Plutôt que de dire que le chômage a diminué et que l’emploi est au beau fixe, Paul Haïti met plutôt en exergue le nombre de chômeurs, à hauteur de « 53 000 et 73 000 inscrits au CST. La création d’emploi est une urgence absolue et totale. » Avec le Amuitahiraa, 10 000 emplois pourraient être créés grâce au projet du Mahana Beach et la ferme aquacole de Hao, des projets qui ne datent pas d’hier. Le parti est ambitieux et compte sur les investisseurs étrangers, alors même que plusieurs hôtels de Tahiti et des îles sont laissés à l’abandon

Et pour former les salariés de demain, le parti orange veut laisser de côté les CAE (Contrat d’aide à l’emploi) pour créer des CAS, des contrats d’apprentissage salariés pour tous, de 18 ans à 50 ans.
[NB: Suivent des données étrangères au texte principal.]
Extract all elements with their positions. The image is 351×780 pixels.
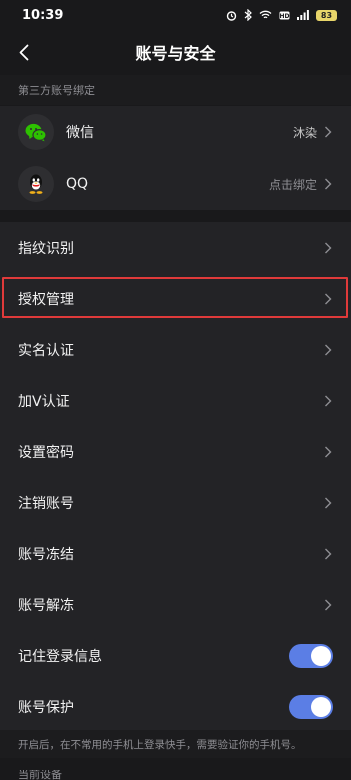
chevron-right-icon: [325, 242, 332, 253]
status-icons: HD 83: [226, 9, 337, 21]
qq-icon: [18, 166, 54, 202]
nav-bar: 账号与安全: [0, 30, 351, 74]
account-protection-toggle[interactable]: [289, 694, 333, 719]
bluetooth-icon: [244, 9, 252, 21]
qq-label: QQ: [66, 176, 89, 192]
svg-text:HD: HD: [279, 13, 289, 20]
wechat-account-name: 沐染: [292, 125, 317, 140]
cancel-account-row[interactable]: 注销账号: [0, 477, 351, 528]
authorization-management-label: 授权管理: [18, 291, 74, 308]
account-protection-footnote: 开启后，在不常用的手机上登录快手，需要验证你的手机号。: [0, 730, 351, 758]
set-password-label: 设置密码: [18, 444, 74, 461]
remember-login-row: 记住登录信息: [0, 630, 351, 681]
back-button[interactable]: [10, 38, 38, 66]
chevron-right-icon: [325, 126, 332, 138]
fingerprint-label: 指纹识别: [18, 240, 74, 257]
v-verification-label: 加V认证: [18, 393, 70, 410]
chevron-right-icon: [325, 548, 332, 559]
chevron-right-icon: [325, 497, 332, 508]
next-section-header-partial: 当前设备: [18, 770, 62, 780]
real-name-verification-row[interactable]: 实名认证: [0, 324, 351, 375]
remember-login-label: 记住登录信息: [18, 648, 102, 665]
account-protection-row: 账号保护: [0, 681, 351, 732]
signal-icon: [297, 10, 309, 20]
section-header-third-party: 第三方账号绑定: [0, 75, 351, 105]
battery-icon: 83: [316, 9, 337, 21]
hd-icon: HD: [279, 11, 290, 20]
unfreeze-account-row[interactable]: 账号解冻: [0, 579, 351, 630]
chevron-right-icon: [325, 344, 332, 355]
chevron-right-icon: [325, 178, 332, 190]
wechat-label: 微信: [66, 125, 94, 141]
real-name-verification-label: 实名认证: [18, 342, 74, 359]
cancel-account-label: 注销账号: [18, 495, 74, 512]
qq-binding-row[interactable]: QQ 点击绑定: [0, 158, 351, 210]
remember-login-toggle[interactable]: [289, 643, 333, 668]
status-bar: 10:39 HD 83: [0, 0, 351, 30]
freeze-account-label: 账号冻结: [18, 546, 74, 563]
v-verification-row[interactable]: 加V认证: [0, 375, 351, 426]
fingerprint-row[interactable]: 指纹识别: [0, 222, 351, 273]
set-password-row[interactable]: 设置密码: [0, 426, 351, 477]
toggle-knob: [311, 645, 331, 666]
freeze-account-row[interactable]: 账号冻结: [0, 528, 351, 579]
qq-bind-action: 点击绑定: [268, 177, 317, 192]
wifi-icon: [259, 10, 272, 19]
toggle-knob: [311, 696, 331, 717]
wechat-binding-row[interactable]: 微信 沐染: [0, 106, 351, 158]
status-time: 10:39: [22, 7, 64, 23]
chevron-right-icon: [325, 293, 332, 304]
alarm-icon: [226, 10, 237, 21]
chevron-left-icon: [19, 44, 29, 60]
authorization-management-row[interactable]: 授权管理: [0, 273, 351, 324]
chevron-right-icon: [325, 395, 332, 406]
chevron-right-icon: [325, 446, 332, 457]
unfreeze-account-label: 账号解冻: [18, 597, 74, 614]
page-title: 账号与安全: [135, 44, 216, 63]
account-protection-label: 账号保护: [18, 699, 74, 716]
wechat-icon: [18, 114, 54, 150]
section-divider: [0, 210, 351, 222]
chevron-right-icon: [325, 599, 332, 610]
Ces nouveaux contrats offriraient une rémunération de 170 000 francs par mois à des personnes auparavant sans diplôme ni formation. Ces CAS pris en charge par le Pays permettraient aux personnes concernées d’être embauchés en CDI, au bout de deux ans. Une nouvelle appellation et de nouvelles conditions mais pas une grande nouveauté par rapport à ce qui se fait déjà avec les contrats CAE et CVD (Corps des volontaires au développement)…

Après le « rejet » du Tapura par les électeurs aux dernières Législatives, qui ont vues la victoire de trois indépendantistes aujourd’hui députés à l’Assemblée Nationale, et les faibles résultats obtenus par le Amuitahiraa o te Nunaa Maohi lors du scrutin, le parti orange réussira-t-il à revenir sur le devant de scène ? Les partisans sont plus mobilisés que jamais, comme ce matin, au rond-point de l’ancien Mil Délices, a souligné Paul Haïti. « Faites-nous confiance. (…) Gaston Flosse est un visionnaire, ce qu’il dit, il le fait et l’a toujours fait pour les Polynésiens », exprime le candidat. Les électeurs feront-ils confiance au parti de Gaston Flosse pour redresser le Pays ? Redonneront-ils une chance au Tapura ? Ou voteront-ils pour « le programme du changement » du A Here ia Porinetia ? Réponses les 16 et 30 avril prochains.